41. quarante-et-un

675 62 0
                                    

doyoung berjongkok di depan batu nisan berwarna abu abu itu. senyumnya mengembang sedikit, mengusap kaca yang melapisi gambar seseorang lelaki yang tersenyum.

Moon Taeil.

iya, 2 hari yang lalu taeil dikabarkan meninggal karna penyakitnya, kanker otak yang ternyata terbilang ganas saat memasuki stadium 3.

doyoung cukup shock sebelum itu, tapi doyoung yang di hari ini jauh kelihatan lebih tenang dari biasanya.

yang kemaren masih nangis, masih ngurung di kamar, mogok makan, mogok sekolah. bahkan di hari pemakaman taeil, doyiung gak dateng.

sampai akhirnya kakinya menginjak rerumputan di pemakaman kota.

"pasti udah gak sakit kan disana? udah gak harus rasain pusing lagi." ucap doyoung.

doyoung menatap foto taeil, senyuman manisnya terukir di bibirnya itu. mengundang doyoung ikut tersenyum semakin lebar.

"kak taeil... makasih ya?"

doyoung membiarkan air mata yang keluar dari pelupuk matanya yang terjun dengan cepat. tanpa mengusapnya sedikit pun.

doyoung tersenyum tipis, "bahagia trus disana ya.."






































renjun berjalan menghampiri haechan yang duduk yang berhadapan dengan 2 makam. bisa dilihat setangkai mawar putih digenggaman haechan, yang masih terlihat cantik.

renjun ikut duduk di samping haechan, lelaki itu menepuk pundak haechan. tanpa berkata apa apa, renjun mengusap kepala haechan.

sedangkan haechan menatap dua batu nisan di depannya. milik mark, dan kakaknya, mark.

"sebenarnya... ini kutukan dari tuhan atau apa?" pertanyaan haechan membuat renjun menoleh, dan lelaki mungil itu tersenyum tipis.

renjun menunjuk makam milik mark, ten, dan milik taeil di sampingnya.
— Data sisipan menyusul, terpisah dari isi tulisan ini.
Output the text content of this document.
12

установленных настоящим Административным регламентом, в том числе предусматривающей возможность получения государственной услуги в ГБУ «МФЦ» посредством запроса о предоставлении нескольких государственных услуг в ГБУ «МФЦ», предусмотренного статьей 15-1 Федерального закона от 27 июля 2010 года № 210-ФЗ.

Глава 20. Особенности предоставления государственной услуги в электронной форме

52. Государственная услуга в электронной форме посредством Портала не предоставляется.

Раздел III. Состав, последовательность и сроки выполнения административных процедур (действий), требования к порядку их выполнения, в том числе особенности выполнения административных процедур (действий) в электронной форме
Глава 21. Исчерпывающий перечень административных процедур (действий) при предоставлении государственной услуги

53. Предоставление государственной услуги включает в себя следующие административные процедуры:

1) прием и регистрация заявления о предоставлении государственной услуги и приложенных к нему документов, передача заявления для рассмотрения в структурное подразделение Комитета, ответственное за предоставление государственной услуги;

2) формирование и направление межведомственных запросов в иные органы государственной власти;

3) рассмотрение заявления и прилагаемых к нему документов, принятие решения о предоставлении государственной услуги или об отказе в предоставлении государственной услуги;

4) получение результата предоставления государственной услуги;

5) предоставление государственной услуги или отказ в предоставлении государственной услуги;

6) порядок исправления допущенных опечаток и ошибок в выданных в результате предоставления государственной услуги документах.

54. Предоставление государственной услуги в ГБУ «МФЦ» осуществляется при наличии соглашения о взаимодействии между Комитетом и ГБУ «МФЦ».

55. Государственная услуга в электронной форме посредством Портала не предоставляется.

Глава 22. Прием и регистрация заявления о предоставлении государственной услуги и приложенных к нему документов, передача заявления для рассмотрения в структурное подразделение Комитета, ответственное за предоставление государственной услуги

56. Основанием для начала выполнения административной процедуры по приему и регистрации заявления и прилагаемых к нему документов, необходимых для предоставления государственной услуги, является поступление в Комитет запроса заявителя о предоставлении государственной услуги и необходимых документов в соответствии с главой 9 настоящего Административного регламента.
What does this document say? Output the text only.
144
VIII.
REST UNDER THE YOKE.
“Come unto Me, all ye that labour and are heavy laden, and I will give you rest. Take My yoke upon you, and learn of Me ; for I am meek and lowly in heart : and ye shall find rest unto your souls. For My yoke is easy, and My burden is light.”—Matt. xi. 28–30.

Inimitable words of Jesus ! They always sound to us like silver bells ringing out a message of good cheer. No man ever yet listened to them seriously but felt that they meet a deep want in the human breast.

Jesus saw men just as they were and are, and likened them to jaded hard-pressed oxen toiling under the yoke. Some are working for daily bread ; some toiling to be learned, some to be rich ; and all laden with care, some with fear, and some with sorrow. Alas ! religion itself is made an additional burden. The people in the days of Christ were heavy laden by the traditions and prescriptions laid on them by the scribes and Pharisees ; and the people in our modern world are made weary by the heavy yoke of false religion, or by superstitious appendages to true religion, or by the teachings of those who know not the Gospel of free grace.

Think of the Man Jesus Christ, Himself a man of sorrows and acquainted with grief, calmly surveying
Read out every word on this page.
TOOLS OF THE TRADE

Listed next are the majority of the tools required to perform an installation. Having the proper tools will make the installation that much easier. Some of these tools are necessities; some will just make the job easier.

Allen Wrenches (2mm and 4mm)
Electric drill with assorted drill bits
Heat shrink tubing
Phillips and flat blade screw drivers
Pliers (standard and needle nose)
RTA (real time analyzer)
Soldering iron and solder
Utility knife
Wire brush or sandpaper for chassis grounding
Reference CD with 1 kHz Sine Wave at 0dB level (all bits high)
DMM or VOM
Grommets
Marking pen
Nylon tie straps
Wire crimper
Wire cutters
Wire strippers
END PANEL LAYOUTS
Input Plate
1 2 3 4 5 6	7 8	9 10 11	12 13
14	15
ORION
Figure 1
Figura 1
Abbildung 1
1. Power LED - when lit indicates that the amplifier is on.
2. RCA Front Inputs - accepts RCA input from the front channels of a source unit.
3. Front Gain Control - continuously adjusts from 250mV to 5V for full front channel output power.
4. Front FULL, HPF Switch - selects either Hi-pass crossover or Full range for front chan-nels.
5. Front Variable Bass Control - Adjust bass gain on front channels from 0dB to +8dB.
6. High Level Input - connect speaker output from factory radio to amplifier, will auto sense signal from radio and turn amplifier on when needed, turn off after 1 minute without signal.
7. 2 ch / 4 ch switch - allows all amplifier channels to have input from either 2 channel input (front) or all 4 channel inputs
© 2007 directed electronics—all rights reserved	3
"ketiga orang itu... mereka orang baik."

haechan mengangguk.

"chan, nenek gua pernah ngomong gini, kalau lu ada di taman bunga.. bunga mana yang bakal lu petik?"

"bunga yang paling cantik."

renjun mengangguk. "sama persis kaya Tuhan lebih memilih panggil orang orang baik buat pulang, chan."

"kak mark, kak ten, kak taeil, mereka orang yang disayang Tuhan."

ucapan renjun membuat haechan mulai tersadar sekarang. perlahan lelaki itu bisa mencerna apa yang dimaksudnya.

"tuhan mulai menerima kepulangan anak anaknya, anak anak yang baik, anak anak yang dia sayang, dia gak mau anaknya menderita lagi." tuturan lembut yang keluar dari bibir renjun itu membuat haechan yang ada di sebelahnya menghembuskan nafas.

"tapi kenapa gua enggak? apa tuhan gak sayang gua?"

renjun tertawa kecil, kemudian menggeleng.

"bukan... itu karna Tuhan bener bener berharap sama lu kalau lu bisa bertahan menjadi anak yang kuat, dan selalu melibatkannya dalam setiap permasalahan lu."

"lu tau? setiap beban yang lu pikul di setiap hari—" renjun menepuk pundak haechan, "itu adalah kayu sebagai jembatan buat lu, dimana lu akan menyebrang dan lu perlahan mulai merasa bahagia."

"mungkin orang orang yang lu sayangin meninggalkan lu, tapi ada satu orang yang sayang sama lu, dia gak akan pernah ninggalin lu." ucap renjun menatap lurus kedepan.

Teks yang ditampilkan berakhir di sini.